Anemon Otel’de gerçekleşen açılış törenine Vali Aydın Baruş, AK Parti Malatya Milletvekili Öznur Çalık, Malatya Turgut Özal Üniversitesi Rektörü Prof. Dr. Aysun Bay Karabulut, Büyükşehir Belediye Başkan Vekili selim Pilten, Pütürge Belediye Başkanı Mikail Sülük, Sanayi ve Teknoloji Bakanlığı Kalkınma Ajansları Genel Müdürlüğü Kalkınma Ve Yapısal Uyum Daire Başkanı Dr. Fatih Gökyurt, Fırat Kalkınma Ajansı Genel Sekreteri Abdulvahap Yoğunlu, Ticaret Borsası Başkanı Ramazan Özcan, kamu kurum ve kuruluş yöneticileri, STK temsilcileri, akademisyenler ve konferansa bildiri sunumu yapan yaklaşık 200 bilim adamı katıldı.
-“8 İLÇE MYO’SU İLE MODEL BİR ÜNİVERSETİYİZ”

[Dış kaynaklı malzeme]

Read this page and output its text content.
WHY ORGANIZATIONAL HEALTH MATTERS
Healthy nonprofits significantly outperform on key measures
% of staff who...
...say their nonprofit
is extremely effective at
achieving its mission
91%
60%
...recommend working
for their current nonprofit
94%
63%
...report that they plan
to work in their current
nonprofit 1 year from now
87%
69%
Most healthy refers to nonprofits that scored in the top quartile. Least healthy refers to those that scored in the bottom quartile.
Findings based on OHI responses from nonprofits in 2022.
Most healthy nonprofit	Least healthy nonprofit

Açılışta konuşan Malatya Turgut Özal Üniversitesi Rektörü Prof. Dr. Aysun Bay Karabulut, “8 ayrı ilçesinde meslek yüksekokulu bulunan bir üniversite olarak bu durum için bir modeliz. Evet, ilçelerde imkansızlıklar var, öğrenciler istedikleri sosyal hayatı, kültürel hayatı belki de yaşayamıyor ama her yönüyle kalkınmış bir Türkiye için bu modeli yaşatmak durumundayız. Fabrikaları bir bölgeye, büyük yatırımları bir başka coğrafi bölgeye, üniversitelerin de tüm birimlerini il merkezlerine taşıma stratejisinden kurtulmalıyız. Bölgelerimizi boşaltırsak, ilçelerimize yatırımları götürmezsek sürdürülebilir ve adil bir kalkınmayı nasıl sağlayacağız? Bakınız; 8 ayrı ilçede 8 ayrı meslek yüksekokulunun bulunmasının en büyük sıkıntısını yakından yaşayan bir üniversite rektörü olarak söylüyorum; kalkınmayı yerelden başlatacaksak, ilçelerimizin eğitim altyapısını ihmal edemeyiz. Yine bir rektör olarak söylüyorum; üniversiteler tatil merkezleri, turizm gezi merkezleri değildir, eğitim alt yapısı hazır olan ülkenin her bölgesinde gençler gidip eğitimini alabilmeli. Üniversitelere ilçelerde gelişimin ve değişimin lokomotifi olmalı. Malatya’nın ikinci devlet üniversitesi olan Malatya Turgut Özal Üniversitesi, mevcut hizmet verdiği Battalgazi’deki Tarım kampüsü ile Yeşilyurt’taki Beylerderesi olmak üzere 2 büyük kampüsü bulunuyor. Yeşilyurt Beylerderesi kampüsümüzde yeni fakülte çalışmalarımız başladı. İl merkezinin bir bölgesinde kampüs içinde kalmış bir üniversite modelinden şehir merkezinde 2, ilçelerde de 8 olmak üzere 10 ayrı noktaya dağılmış bir şehir üniversitesiyiz.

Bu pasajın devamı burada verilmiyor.